Estado não cumpre Lei desde 2015, atacando qualidade da educação e direitos dos(as) professores(as)

A APP-Sindicato protocolou na Justiça duas ações contra o governo do Estado contra o descumprimento da legislação que trata do Programa de Desenvolvimento Educacional (PDE). O Sindicato pede liminar obrigando a oferta imediata do programa – que não ocorre desde 2015 – e a concessão de promoções de nível de carreira para os(as) professores(as) prejudicados(as) devido a omissão do Poder Executivo. Além de representar um ataque contra a educação pública, a insistência do governo em desobedecer a Lei tem negado um direito conquistado pela categoria.

Na petição onde pede liminar obrigando o governo a ofertar o PDE imediatamente, a APP sustenta que a falta de abertura de turmas do PDE, “atrasou e atrasa os planos de centenas de docentes que aguardavam a possibilidade de participar do programa para uma melhor qualificação profissional, que refletirá na sala de aula e nos alunos, destinatários finais do serviço público da educação”.

O jurídico ainda destaca que, apesar da insistência e tentativas de diálogo do Sindicato, não houve qualquer ato do governo que demonstre a intenção de atendimento ao que manda a legislação, sendo necessária a intervenção do Judiciário.
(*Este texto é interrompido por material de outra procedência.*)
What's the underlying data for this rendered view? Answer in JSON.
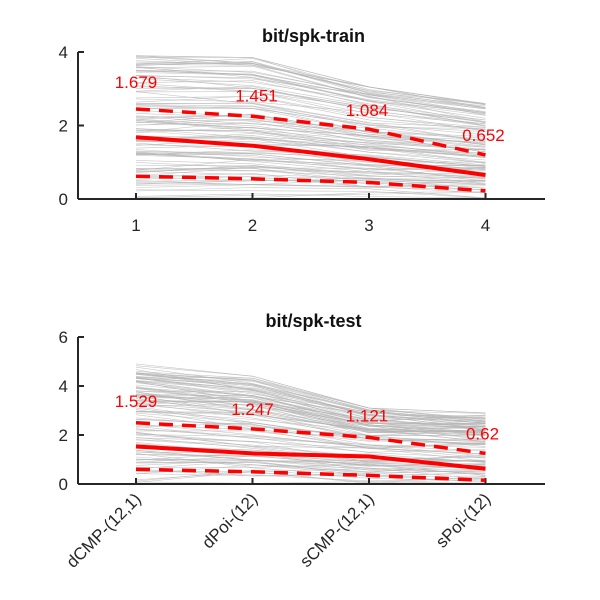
{
  "chart_data": [
    {
      "type": "line",
      "title": "bit/spk-train",
      "categories": [
        "1",
        "2",
        "3",
        "4"
      ],
      "ylim": [
        0,
        4
      ],
      "yticks": [
        "0",
        "2",
        "4"
      ],
      "mean": [
        1.679,
        1.451,
        1.084,
        0.652
      ],
      "mean_labels": [
        "1.679",
        "1.451",
        "1.084",
        "0.652"
      ],
      "upper": [
        2.45,
        2.25,
        1.9,
        1.2
      ],
      "lower": [
        0.62,
        0.55,
        0.45,
        0.22
      ],
      "colors": {
        "summary": "#ff0000",
        "individual": "#b4b4b4"
      }
    },
    {
      "type": "line",
      "title": "bit/spk-test",
      "categories": [
        "dCMP-(12,1)",
        "dPoi-(12)",
        "sCMP-(12,1)",
        "sPoi-(12)"
      ],
      "ylim": [
        0,
        6
      ],
      "yticks": [
        "0",
        "2",
        "4",
        "6"
      ],
      "mean": [
        1.529,
        1.247,
        1.121,
        0.62
      ],
      "mean_labels": [
        "1.529",
        "1.247",
        "1.121",
        "0.62"
      ],
      "upper": [
        2.5,
        2.25,
        1.9,
        1.25
      ],
      "lower": [
        0.6,
        0.5,
        0.35,
        0.15
      ],
      "colors": {
        "summary": "#ff0000",
        "individual": "#b4b4b4"
      }
    }
  ]
}
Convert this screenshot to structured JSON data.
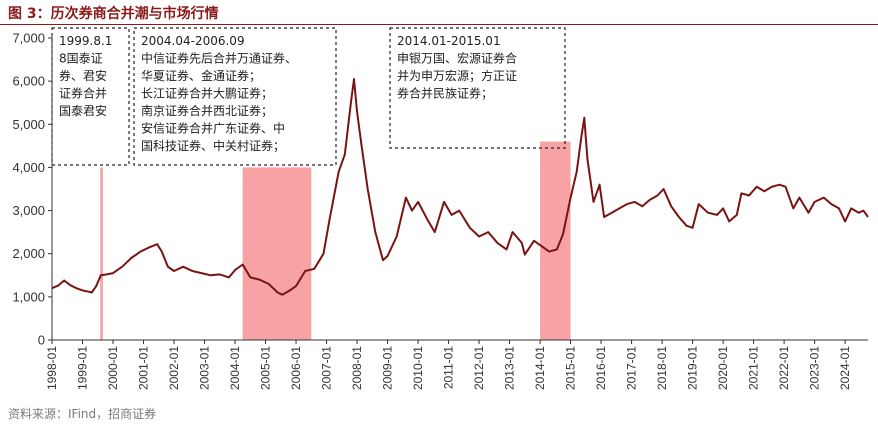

No outro processo, o pedido do Sindicato é para que, em virtude da omissão do governo, seja declarado o direito de promoção ao Nível III do plano de carreira para os(as) professores(as) prejudicados pela falta de oferta do Programa e àqueles(as) que cursaram Mestrado ou Doutorado.

A APP pede ainda que o Estado seja condenado ao pagamento das diferenças salariais desde novembro de 2015 até a implantação da medida na folha de pagamento, com reflexos nos quinquênios, 13º salário e terço de férias. As ações tramitam na Vara da Fazenda Pública de Curitiba.

Uma política educacional de caráter permanente – Instituído pela Lei Complementar 103/2004, o Programa de Desenvolvimento Educacional foi regulamentado pela Lei Complementar 130/2010. Além de um instrumento para melhoria da qualidade da educação pública, é um direito conquistado pelos(as) professores(as), utilizado pelo gestor como requisito para avanço ao nível máximo na tabela de vencimentos do plano de carreira da categoria.

De acordo com a legislação, “trata-se de uma política educacional de caráter permanente, que prevê o ingresso anual de professores da Rede Pública Estadual de Ensino para a participação em processo de formação continuada com duração de dois anos”.

Pela descrição apresentada no site oficial da Secretaria de Estado da Educação (Seed), o objetivo do PDE “é proporcionar aos professores subsídios teóricos-metodológicos para o desenvolvimento de ações educacionais sistematizadas e que resultem em redimensionamento da sua prática”.